I knew it was intrusive of me to follow them but I couldn't help it. My curiosity was too great, and I had so many questions that needed answers. Where are her parents? Why did she keep jumping off of high places? Why had her and Tommy fought that day a couple weeks ago? Why were those gang members scared of her?


I was hoping at least one of those questions would be answered by me following her tonight, and I had pretty good odds in my opinion.


We finally stopped somewhere almost an hour outside of town and I parked in a dark shaded spot where they couldn't see me and looked around. Nothing was around but a run down looking Mexican place that I wouldn't eat at if you held a gun to my head and made me eat it, and a 7/11.


Well I guess they weren't taking me to a field to kill me. Not yet, anyway.


I watched as they walked up to the Mexican restaurant in confusion. The place looked like it hadn't been in business in at least a decade, so why were they walking up to it like they came here all the time?


My question was answered as a guy with a red bandana on his head came out, wrapping Analise in a hug. My mouth was ajar so much so that I wouldn't have been surprised if bugs flew in. He looked around and I ducked so I wasn't seen. When I figured it was safe I peeked back up slowly, watching as a couple more guys came out. They all had red bandanas and were talking animatedly to one another about something that looked important. I wanted to hear what they were saying.

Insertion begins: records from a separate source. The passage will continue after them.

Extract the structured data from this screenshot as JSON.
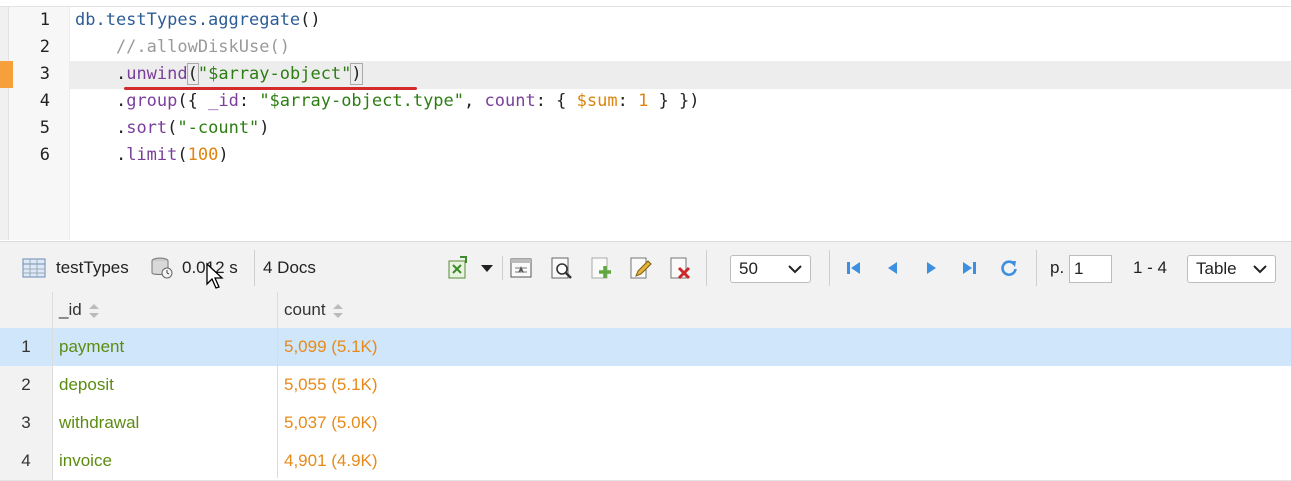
{
  "editor": {
    "line_numbers": [
      "1",
      "2",
      "3",
      "4",
      "5",
      "6"
    ],
    "lines": {
      "l1": {
        "a": "db.testTypes.aggregate",
        "b": "()"
      },
      "l2": {
        "a": "    //.allowDiskUse()"
      },
      "l3": {
        "indent": "    ",
        "dot": ".",
        "fn": "unwind",
        "open": "(",
        "str": "\"$array-object\"",
        "close": ")"
      },
      "l4": {
        "indent": "    ",
        "dot": ".",
        "fn": "group",
        "p1": "({ ",
        "k1": "_id",
        "p2": ": ",
        "s1": "\"$array-object.type\"",
        "p3": ", ",
        "k2": "count",
        "p4": ": { ",
        "k3": "$sum",
        "p5": ": ",
        "n1": "1",
        "p6": " } })"
      },
      "l5": {
        "indent": "    ",
        "dot": ".",
        "fn": "sort",
        "p1": "(",
        "s1": "\"-count\"",
        "p2": ")"
      },
      "l6": {
        "indent": "    ",
        "dot": ".",
        "fn": "limit",
        "p1": "(",
        "n1": "100",
        "p2": ")"
      }
    }
  },
  "toolbar": {
    "collection": "testTypes",
    "time": "0.012 s",
    "docs": "4 Docs",
    "page_size": "50",
    "page_label": "p.",
    "page_value": "1",
    "range": "1 - 4",
    "view_mode": "Table",
    "icons": [
      "table-icon",
      "database-time-icon",
      "export-icon",
      "dropdown-arrow-icon",
      "view-document-icon",
      "find-icon",
      "add-document-icon",
      "edit-document-icon",
      "delete-document-icon",
      "first-page-icon",
      "prev-page-icon",
      "next-page-icon",
      "last-page-icon",
      "refresh-icon"
    ]
  },
  "table": {
    "columns": [
      "_id",
      "count"
    ],
    "rows": [
      {
        "n": "1",
        "id": "payment",
        "count": "5,099 (5.1K)"
      },
      {
        "n": "2",
        "id": "deposit",
        "count": "5,055 (5.1K)"
      },
      {
        "n": "3",
        "id": "withdrawal",
        "count": "5,037 (5.0K)"
      },
      {
        "n": "4",
        "id": "invoice",
        "count": "4,901 (4.9K)"
      }
    ]
  },
  "colors": {
    "accent": "#f5a03a",
    "selection": "#cfe6fb",
    "id_text": "#5b8c10",
    "count_text": "#e88a1a",
    "error_underline": "#d42a2a"
  }
}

Out of pure curiosity and taking a leap of faith, I rolled my window down a tad, catching the tail end of what Analise was saying.


"He can't know, Quince," she said, looking more serious than I'd ever seen her – even during her fight with Ashlynn. "I mean it."

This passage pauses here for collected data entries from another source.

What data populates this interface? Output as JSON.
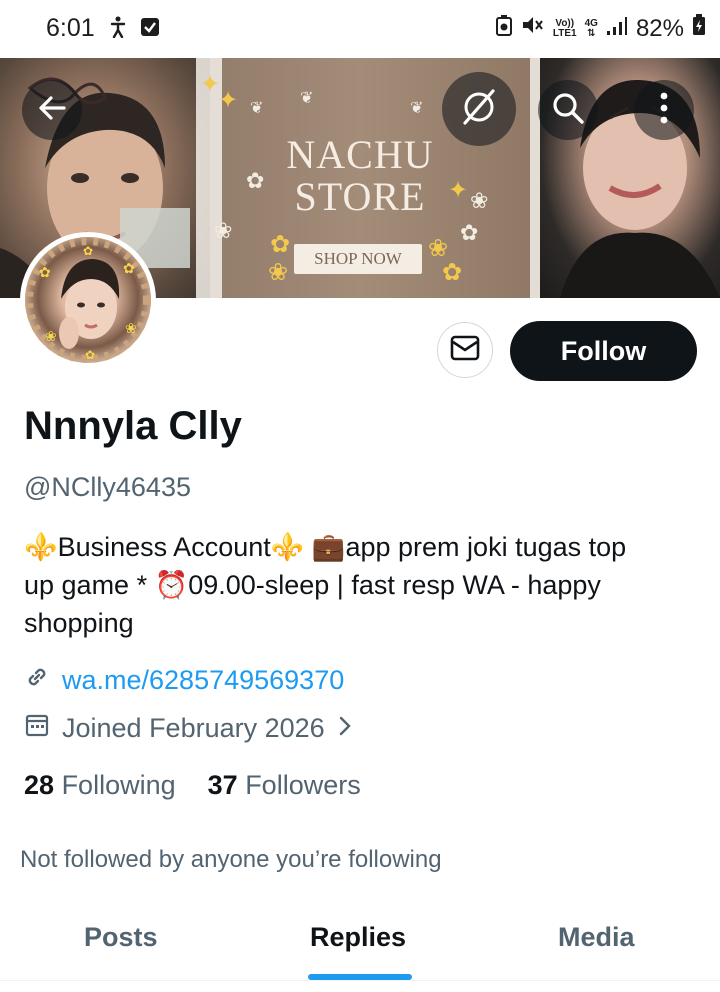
{
  "status_bar": {
    "time": "6:01",
    "battery": "82%",
    "network_volte": "Vo))",
    "network_lte": "LTE1",
    "network_4g": "4G"
  },
  "banner": {
    "title_line1": "NACHU",
    "title_line2": "STORE",
    "cta": "SHOP NOW"
  },
  "profile": {
    "name": "Nnnyla Clly",
    "handle": "@NClly46435",
    "bio_line1": "⚜️Business Account⚜️ 💼app prem joki tugas top",
    "bio_line2": "up game * ⏰09.00-sleep | fast resp WA - happy",
    "bio_line3": "shopping",
    "link": "wa.me/6285749569370",
    "joined": "Joined February 2026",
    "following_count": "28",
    "following_label": "Following",
    "followers_count": "37",
    "followers_label": "Followers",
    "mutuals_note": "Not followed by anyone you’re following"
  },
  "actions": {
    "follow_label": "Follow"
  },
  "tabs": [
    {
      "label": "Posts"
    },
    {
      "label": "Replies"
    },
    {
      "label": "Media"
    }
  ],
  "colors": {
    "accent": "#1d9bf0",
    "primary_text": "#0f1419",
    "secondary_text": "#536471"
  }
}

The guy whom Analise had called Quince nodded, wrapping an arm around her shoulders. I felt a little bit of jealousy stir inside me but I willed it to go away. I'd never have a chance with Analise anyway. "Andy won't find out, Ana. I mean it, I've got your back. But when he finds out, you'll be the one he answers to, not me."


Andy?


"As long as he doesn't find out then, we'll be golden," Tommy piped up, smirking and putting a hand on Analise's shoulder.


Another guy shrugged his shoulders. "I won't tell him, but if you're going to do some jobs, he's going to find out eventually. He's just taking a week break, but you know he'll be back."

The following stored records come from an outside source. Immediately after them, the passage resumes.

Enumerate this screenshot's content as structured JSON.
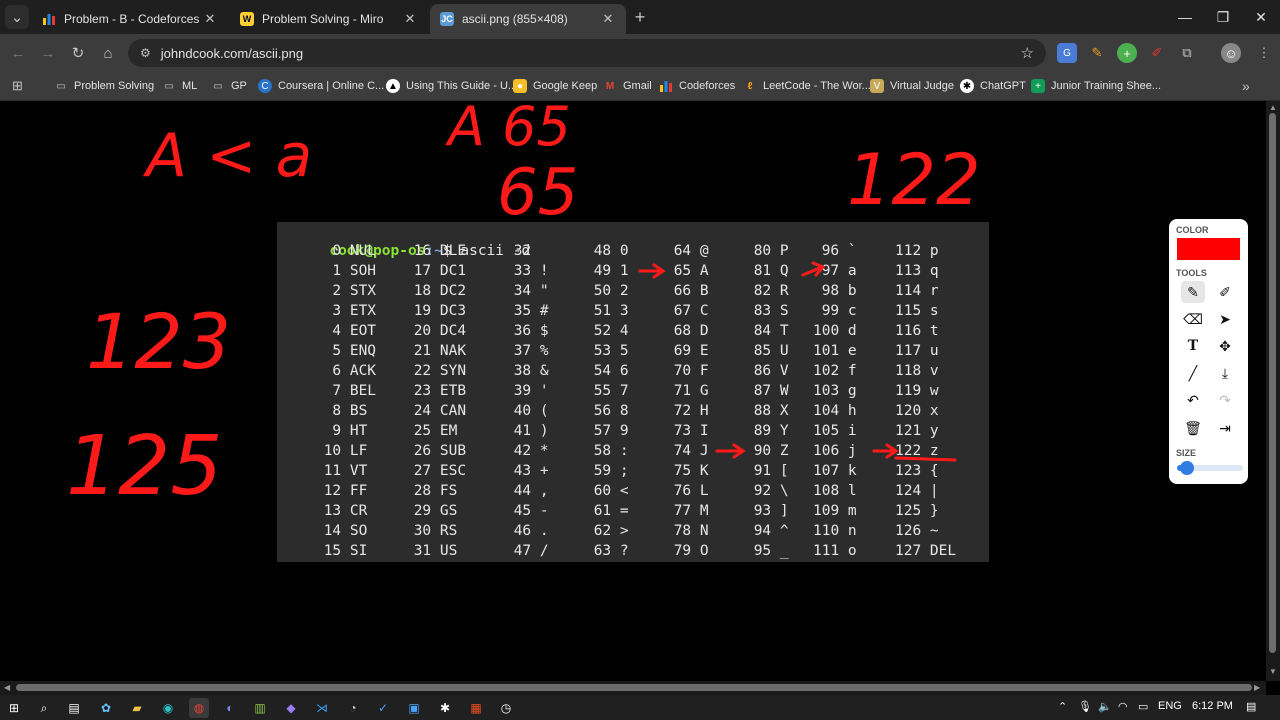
{
  "tabs": [
    {
      "title": "Problem - B - Codeforces",
      "icon": "codeforces-icon"
    },
    {
      "title": "Problem Solving - Miro",
      "icon": "miro-icon"
    },
    {
      "title": "ascii.png (855×408)",
      "icon": "image-icon"
    }
  ],
  "new_tab_symbol": "+",
  "address": {
    "url": "johndcook.com/ascii.png"
  },
  "bookmarks": [
    {
      "label": "Problem Solving",
      "icon": "folder-icon"
    },
    {
      "label": "ML",
      "icon": "folder-icon"
    },
    {
      "label": "GP",
      "icon": "folder-icon"
    },
    {
      "label": "Coursera | Online C...",
      "icon": "coursera-icon"
    },
    {
      "label": "Using This Guide - U...",
      "icon": "guide-icon"
    },
    {
      "label": "Google Keep",
      "icon": "keep-icon"
    },
    {
      "label": "Gmail",
      "icon": "gmail-icon"
    },
    {
      "label": "Codeforces",
      "icon": "codeforces-icon"
    },
    {
      "label": "LeetCode - The Wor...",
      "icon": "leetcode-icon"
    },
    {
      "label": "Virtual Judge",
      "icon": "vjudge-icon"
    },
    {
      "label": "ChatGPT",
      "icon": "chatgpt-icon"
    },
    {
      "label": "Junior Training Shee...",
      "icon": "sheets-icon"
    }
  ],
  "terminal": {
    "prompt_user": "cook@pop-os",
    "prompt_path": ":~",
    "prompt_symbol": "$",
    "command": "ascii -d",
    "columns": [
      [
        "0 NUL",
        "1 SOH",
        "2 STX",
        "3 ETX",
        "4 EOT",
        "5 ENQ",
        "6 ACK",
        "7 BEL",
        "8 BS",
        "9 HT",
        "10 LF",
        "11 VT",
        "12 FF",
        "13 CR",
        "14 SO",
        "15 SI"
      ],
      [
        "16 DLE",
        "17 DC1",
        "18 DC2",
        "19 DC3",
        "20 DC4",
        "21 NAK",
        "22 SYN",
        "23 ETB",
        "24 CAN",
        "25 EM",
        "26 SUB",
        "27 ESC",
        "28 FS",
        "29 GS",
        "30 RS",
        "31 US"
      ],
      [
        "32",
        "33 !",
        "34 \"",
        "35 #",
        "36 $",
        "37 %",
        "38 &",
        "39 '",
        "40 (",
        "41 )",
        "42 *",
        "43 +",
        "44 ,",
        "45 -",
        "46 .",
        "47 /"
      ],
      [
        "48 0",
        "49 1",
        "50 2",
        "51 3",
        "52 4",
        "53 5",
        "54 6",
        "55 7",
        "56 8",
        "57 9",
        "58 :",
        "59 ;",
        "60 <",
        "61 =",
        "62 >",
        "63 ?"
      ],
      [
        "64 @",
        "65 A",
        "66 B",
        "67 C",
        "68 D",
        "69 E",
        "70 F",
        "71 G",
        "72 H",
        "73 I",
        "74 J",
        "75 K",
        "76 L",
        "77 M",
        "78 N",
        "79 O"
      ],
      [
        "80 P",
        "81 Q",
        "82 R",
        "83 S",
        "84 T",
        "85 U",
        "86 V",
        "87 W",
        "88 X",
        "89 Y",
        "90 Z",
        "91 [",
        "92 \\",
        "93 ]",
        "94 ^",
        "95 _"
      ],
      [
        "96 `",
        "97 a",
        "98 b",
        "99 c",
        "100 d",
        "101 e",
        "102 f",
        "103 g",
        "104 h",
        "105 i",
        "106 j",
        "107 k",
        "108 l",
        "109 m",
        "110 n",
        "111 o"
      ],
      [
        "112 p",
        "113 q",
        "114 r",
        "115 s",
        "116 t",
        "117 u",
        "118 v",
        "119 w",
        "120 x",
        "121 y",
        "122 z",
        "123 {",
        "124 |",
        "125 }",
        "126 ~",
        "127 DEL"
      ]
    ]
  },
  "annotations": {
    "a_less_a": "A < a",
    "a_65": "A 65",
    "n_65": "65",
    "n_122": "122",
    "n_123": "123",
    "n_125": "125",
    "ink_color": "#ff1a1a"
  },
  "miro_panel": {
    "color_label": "COLOR",
    "selected_color": "#ff0000",
    "tools_label": "TOOLS",
    "size_label": "SIZE",
    "size_value": 0.05
  },
  "taskbar": {
    "language": "ENG",
    "time": "6:12 PM"
  }
}
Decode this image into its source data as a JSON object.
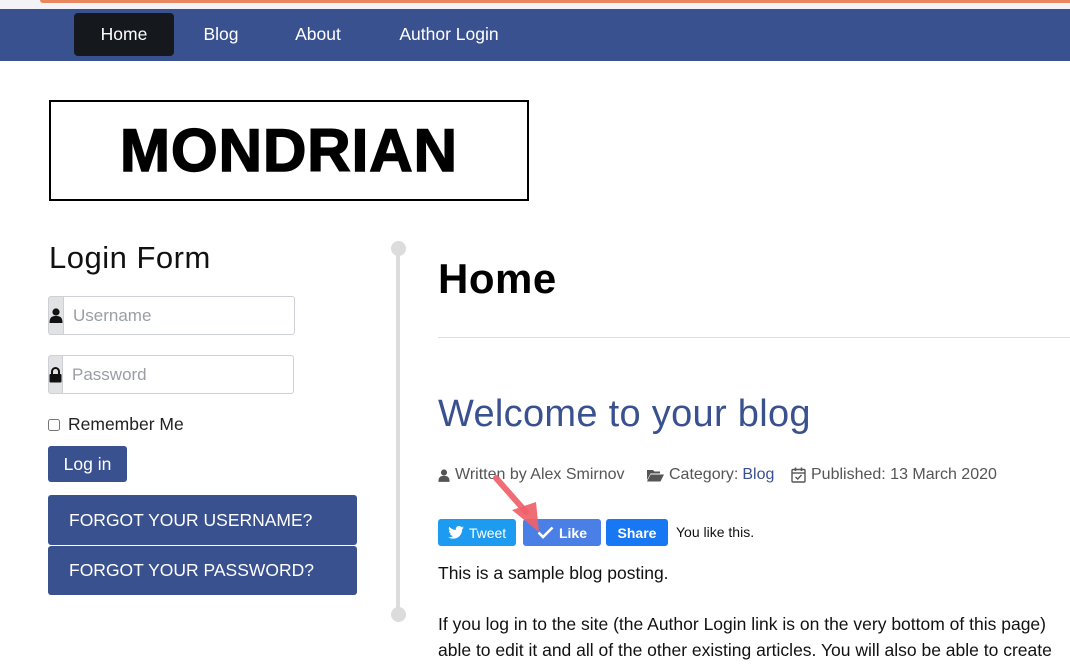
{
  "nav": {
    "items": [
      {
        "label": "Home",
        "active": true
      },
      {
        "label": "Blog",
        "active": false
      },
      {
        "label": "About",
        "active": false
      },
      {
        "label": "Author Login",
        "active": false
      }
    ]
  },
  "logo": {
    "text": "MONDRIAN"
  },
  "login": {
    "title": "Login Form",
    "username": {
      "value": "",
      "placeholder": "Username",
      "icon": "user-icon"
    },
    "password": {
      "value": "",
      "placeholder": "Password",
      "icon": "lock-icon"
    },
    "remember_label": "Remember Me",
    "remember_checked": false,
    "submit_label": "Log in",
    "forgot_username_label": "FORGOT YOUR USERNAME?",
    "forgot_password_label": "FORGOT YOUR PASSWORD?"
  },
  "main": {
    "page_title": "Home",
    "article": {
      "title": "Welcome to your blog",
      "meta": {
        "author": "Written by Alex Smirnov",
        "category_label": "Category:",
        "category_value": "Blog",
        "published": "Published: 13 March 2020"
      },
      "social": {
        "tweet_label": "Tweet",
        "like_label": "Like",
        "share_label": "Share",
        "like_status": "You like this."
      },
      "paragraphs": [
        "This is a sample blog posting.",
        "If you log in to the site (the Author Login link is on the very bottom of this page)",
        "able to edit it and all of the other existing articles. You will also be able to create"
      ]
    }
  },
  "colors": {
    "brand": "#3a5190",
    "nav_active": "#15191d",
    "tweet": "#1d9bf0",
    "like": "#4a7fe6",
    "share": "#1877f2",
    "annotation_arrow": "#f0616a"
  }
}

"Then we do jobs under the radar," Analise said sharply. "Or you or Quincy say you're doing it and leave it to me, then give me the earnings from it. I'll give you part of it for keeping your traps shut."


"Why are you doing this, Ana?" The guy said quietly, almost sadly. "You know you don't need the money. Your brother-"


"My brother doesn't need to do anymore than he already is doing," Analise cut him off, shaking her head. "And for his own good, he's not to know about this. Okay?"


Oh. Oh. Andy. Andrew.


Well I'm an idiot.


The guys nodded and her and Tommy walked inside the restaurant, effectively cutting off any chance I had left to hear them. I only had more questions than when I first started following them, and I was half tempted to go inside and let myself be known and ask my questions. But of course, I was a wimp, and more than that I was a smart wimp who didn't feel like dying, so I backed out and headed towards the way we came from.


I needed to go home before my thoughts consumed me even more than they already were.


How would her brother find out whatever it was she was doing? I mean, I had been told he was a mechanic so surely there was no way he'd have anything to do with a gang.


He didn't look the type anyway.


When I finally pulled into my driveway, I sat there staring at the front door for a good few minutes, questions swarming my head like a pack of bees to a hive.


I needed to get to know this girl more, and soon.